Legend has it that two deities — the volcano goddess Pele and the demi-god Kamapuaʻa (the latter of whom could control the weather) — struck a deal to make the vast Big Island of Hawaii’s west side so dry, and its east side so wet. The story’s short version is that, after a battle, the pair divided the island in two, with Pele taking the western half and Kamapuaʻa, the eastern.

Climate & Geography

Even so, the island’s weather isn’t so cut-and-dried. Twelve distinct climate zones exist here, ranging from East Hawaii’s tropical rain forests and Mauna Kea’s frozen tundra to Kaʻu’s arid desert in the south.

Covering 4,028 square miles, the Big Island (or the “Orchid Isle”) is the youngest and largest of the Hawaiian Islands — twice the size of all the other major Islands combined. And with two of the five volcanoes that created the island still active, it continues to grow: Kilauea Caldera is the longest continuously erupting volcano in the world, its present eruptive phase dating back to 1983; Mauna Loa, meanwhile, last erupted in March of 1984, sending lava to within a few miles of East Hawaii’s Hilo town. Of the remaining three volcanoes on the island, Mauna Kea and Kohala are extinct, while Hualalai is considered to be dormant, having last erupted in 1801.

Points of Interest

Until recently, upcountry Waimea’s Parker Ranch was the largest privately owned cattle ranch in the world, and ranching and agriculture continue to be the Big Island’s economic mainstays — particularly beef, Kona coffee, macadamia nuts, fruits and tropical flowers.
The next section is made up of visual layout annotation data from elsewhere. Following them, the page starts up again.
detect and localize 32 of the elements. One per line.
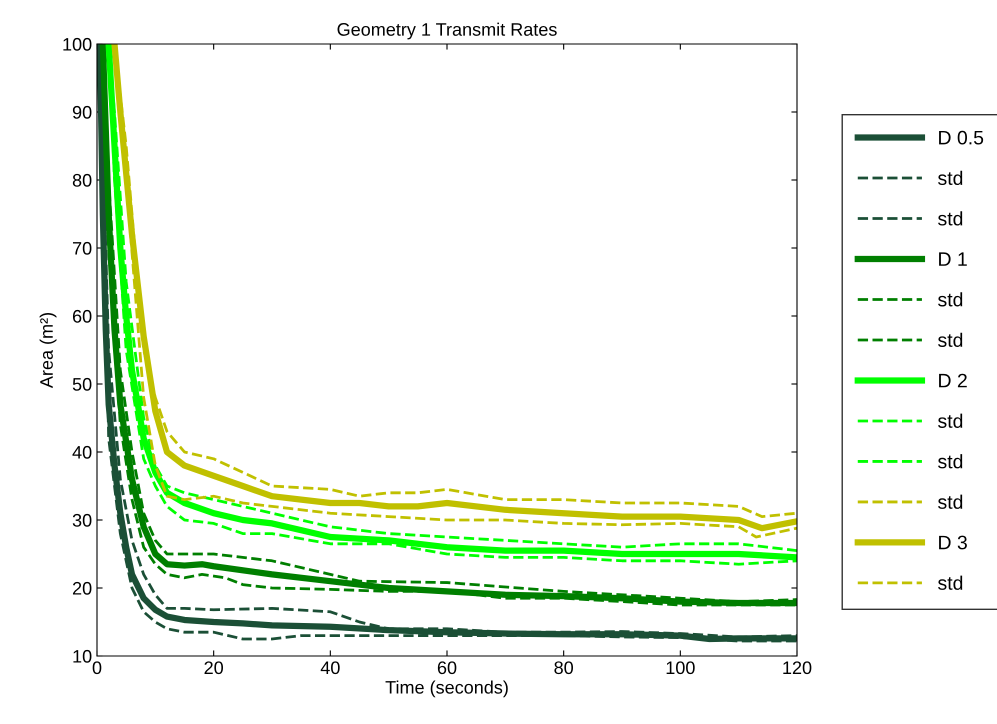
legend-label: std [938, 211, 962, 226]
legend-label: std [938, 576, 962, 590]
y-axis-title: Area (m²) [40, 313, 56, 388]
legend-label: std [938, 292, 962, 306]
legend-label: D 2 [939, 374, 967, 388]
chart-title: Geometry 1 Transmit Rates [338, 22, 557, 40]
legend-label: D 3 [939, 536, 967, 550]
x-axis-title: Time (seconds) [386, 680, 508, 698]
y-tick-label: 80 [72, 174, 92, 187]
y-tick-label: 70 [72, 242, 92, 255]
legend-label: D 0.5 [939, 130, 984, 145]
x-tick-label: 120 [783, 661, 812, 674]
y-tick-label: 40 [72, 446, 92, 459]
y-tick-label: 30 [72, 514, 92, 527]
x-tick-label: 60 [438, 661, 456, 674]
y-tick-label: 20 [72, 582, 92, 595]
y-tick-label: 60 [72, 310, 92, 323]
legend-label: std [938, 494, 962, 509]
legend-label: std [938, 332, 962, 347]
legend-label: std [938, 170, 962, 186]
x-tick-label: 20 [204, 661, 224, 674]
x-tick-label: 100 [666, 661, 695, 674]
y-tick-label: 10 [73, 650, 92, 663]
legend-label: std [938, 454, 962, 468]
x-tick-label: 80 [554, 661, 574, 674]
x-tick-label: 0 [92, 661, 102, 674]
x-tick-label: 40 [320, 661, 340, 674]
y-tick-label: 100 [63, 38, 92, 51]
y-tick-label: 50 [72, 378, 92, 391]
y-tick-label: 90 [72, 106, 92, 119]
legend-label: D 1 [939, 252, 967, 266]
legend-label: std [938, 414, 962, 428]
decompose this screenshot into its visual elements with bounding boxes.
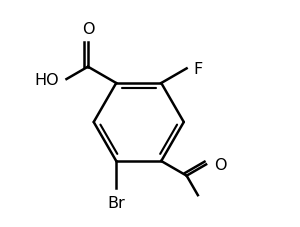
Text: O: O — [82, 22, 94, 36]
Text: O: O — [214, 157, 226, 172]
Text: F: F — [193, 62, 202, 76]
Text: Br: Br — [107, 195, 125, 210]
Text: HO: HO — [34, 72, 58, 87]
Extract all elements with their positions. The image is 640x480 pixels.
Resorts and most residential developments are located in coastal areas such as Hilo, Kailua-Kona, and the Kohala Coast, leaving much of island’s interior untouched.

Hot Spot

Hawaii is the youngest island in the chain, and it continues to grow: Kilauea Caldera is the longest continuously erupting volcano in the world, its present eruptive phase dating back to 1983. Hawaii Volcanoes National Park is a short drive from Hilo and a little farther from Kailua-Kona.

Each year the Big Island plays host to a number of world-renowned festivals and sports events, the most notable being the Merrie Monarch Hula Festival (in Hilo each April), the Ironman Triathlon World Championships (in Kona every October) and the Kona Coffee Cultural Festival in November.

What’s More…

  • Though the average temperature on the Big Island ranges from 71 to 77 degrees Fahrenheit in the coastal regions (with temperatures in the low 70s October through April), the summits of Mauna Kea and Mauna Loa are often blanketed with snow.

  • Average annual rainfall ranges from 10 inches at Kawaihae (near the west-facing Kohala Coast) to 128 inches at the Hilo Airport.

  • Fifteen miles off the island’s southeast coast yet another volcano, Loʻihi, is erupting 3,000 feet below the surface of the ocean. While it will still be several thousand years before this volcano breaks the sea’s surface, it has already risen more than 10,000 feet from the sea floor and has a crater that measures three miles across.

  • Kamehameha the Great, who unified the Hawaiian Islands under one king for the first time in 1810, is believed to have been born in the Big Island’s North Kohala area.

  • Captain James Cook, who is widely considered to be the first European to set foot in the Hawaiian Islands, was killed at Kona’s Kealakekua Bay in 1779.